For the riding portion of the lesson I used a snaffle. Not my favorite bit as Grace tends to not be very responsive in it. I already knew before I put my foot in the stirrup that the under saddle portion would not be about Grace as much as it would be about me. Sure enough it only took a matter of seconds before I was pulling out with my left rein for a left turn. I am very aware of the habit, but have yet to be able to train my body out of it. Peggy gave me just the words to find the feel in my body I was looking for. With my seat in “neutral pelvis” she had me “swivel” my body to ask for the turn. My elbows stayed at my side, I had to only think of my hands turning toward the direction I wanted to turn. Before I knew it I was walking Grace though a series of effortless turns. Grace’s head started to telescope down and out in front of her, I could feel her hind end engaging underneath me as her steps became larger and cleaner. For the first time ever, Grace did not drop her ribcage in a turn; she seemed to use her entire spine to complete the turn. I continued to practice my turns at the end of the arena when Peggy started the next lesson. Right before I dismounted I caught a glance of Grace and I in the mirror. I saw a very relaxed, connected fluid horse with a ton of potential. Her balance rider didn’t look half bad either.



Peggy putting her hand over mine to make sure I "get" the feeling






Grace responding to Peggy



Peggy showing me the correct hand position




Peggy puts Jerry to work for a demo


My left hand having a mind of its own






Happy Grace


Peggy working with Kelsiana




"Lunging" Kelsiana so she gets the feel





Peggy helping Kelsiana with her position under saddle






One Cute Mare!






Wednesday, February 9, 2011

What a difference an hour makes!

At 4:55pm tonight I was greeted by my favorite sound in the entire world. Grace gave me her “your home” nicker for the first time since I started the new job. Today was the first day of my new work schedule. I emailed my manager yesterday and asked if he had any objections to me working from 7:00am – 4:00pm. He fully supported the idea. I initially put the bug in his ear my second day on the job. I am most definitely a “morning person” I’ve been getting up at 5:00am to be at work at 8:00. I don’t think I have it in me to sleep until 6:00am on a weekday. I love the new job! It has that fast paced, intense environment that I thrive in. I have some of the greatest co-workers and my customers are all “special” in each of their own way. I am finally getting paid to talk to people – for 8 hours a day!

For the last month Grace and I have been working 2-3 nights a week in the dark. It was a good experience, but I am glad it’s over for this year.
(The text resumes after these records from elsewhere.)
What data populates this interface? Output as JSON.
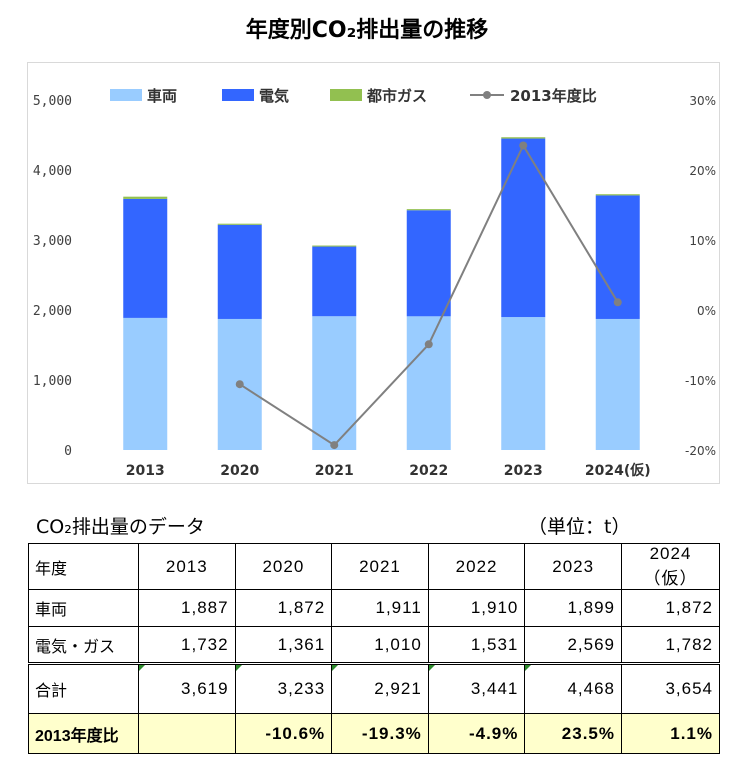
{
  "chart_title": "年度別CO₂排出量の推移",
  "chart_data": {
    "type": "bar",
    "stacked": true,
    "title": "年度別CO₂排出量の推移",
    "categories": [
      "2013",
      "2020",
      "2021",
      "2022",
      "2023",
      "2024(仮)"
    ],
    "series": [
      {
        "name": "車両",
        "type": "bar",
        "color": "#99ccff",
        "values": [
          1887,
          1872,
          1911,
          1910,
          1899,
          1872
        ]
      },
      {
        "name": "電気",
        "type": "bar",
        "color": "#3366ff",
        "values": [
          1700,
          1345,
          995,
          1515,
          2550,
          1765
        ]
      },
      {
        "name": "都市ガス",
        "type": "bar",
        "color": "#92c050",
        "values": [
          32,
          16,
          15,
          16,
          19,
          17
        ]
      },
      {
        "name": "2013年度比",
        "type": "line",
        "axis": "right",
        "color": "#808080",
        "values": [
          null,
          -10.6,
          -19.3,
          -4.9,
          23.5,
          1.1
        ]
      }
    ],
    "y_left": {
      "min": 0,
      "max": 5000,
      "ticks": [
        0,
        1000,
        2000,
        3000,
        4000,
        5000
      ],
      "tick_labels": [
        "0",
        "1,000",
        "2,000",
        "3,000",
        "4,000",
        "5,000"
      ]
    },
    "y_right": {
      "min": -20,
      "max": 30,
      "ticks": [
        -20,
        -10,
        0,
        10,
        20,
        30
      ],
      "tick_labels": [
        "-20%",
        "-10%",
        "0%",
        "10%",
        "20%",
        "30%"
      ]
    },
    "legend": "top",
    "grid": false
  },
  "table": {
    "caption": "CO₂排出量のデータ",
    "unit": "（単位：t）",
    "header": [
      "年度",
      "2013",
      "2020",
      "2021",
      "2022",
      "2023",
      "2024（仮）"
    ],
    "rows": [
      {
        "label": "車両",
        "values": [
          "1,887",
          "1,872",
          "1,911",
          "1,910",
          "1,899",
          "1,872"
        ]
      },
      {
        "label": "電気・ガス",
        "values": [
          "1,732",
          "1,361",
          "1,010",
          "1,531",
          "2,569",
          "1,782"
        ]
      },
      {
        "label": "合計",
        "values": [
          "3,619",
          "3,233",
          "2,921",
          "3,441",
          "4,468",
          "3,654"
        ]
      },
      {
        "label": "2013年度比",
        "values": [
          "",
          "-10.6%",
          "-19.3%",
          "-4.9%",
          "23.5%",
          "1.1%"
        ]
      }
    ]
  }
}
I really enjoy being able to see more than 5 feet in front of me. This Sunday I have a lesson with Peggy Cummings. I am more excited about this lesson than any horse show or cow event I have ever been to. I feel like I am at a point in my journey with Grace where I will be able to actually absorb what I will be exposed to this weekend. I have seen a huge improvement in Grace’s body since incorporating the Connected Groundwork into the work I was already doing with Sarah. Sarah has been working closely with Peggy; she set up the lessons with her this weekend. I am incredibly grateful to have the opportunity to have the two of the in the same place at the same time. I’ll be sure to fill you in will all the details.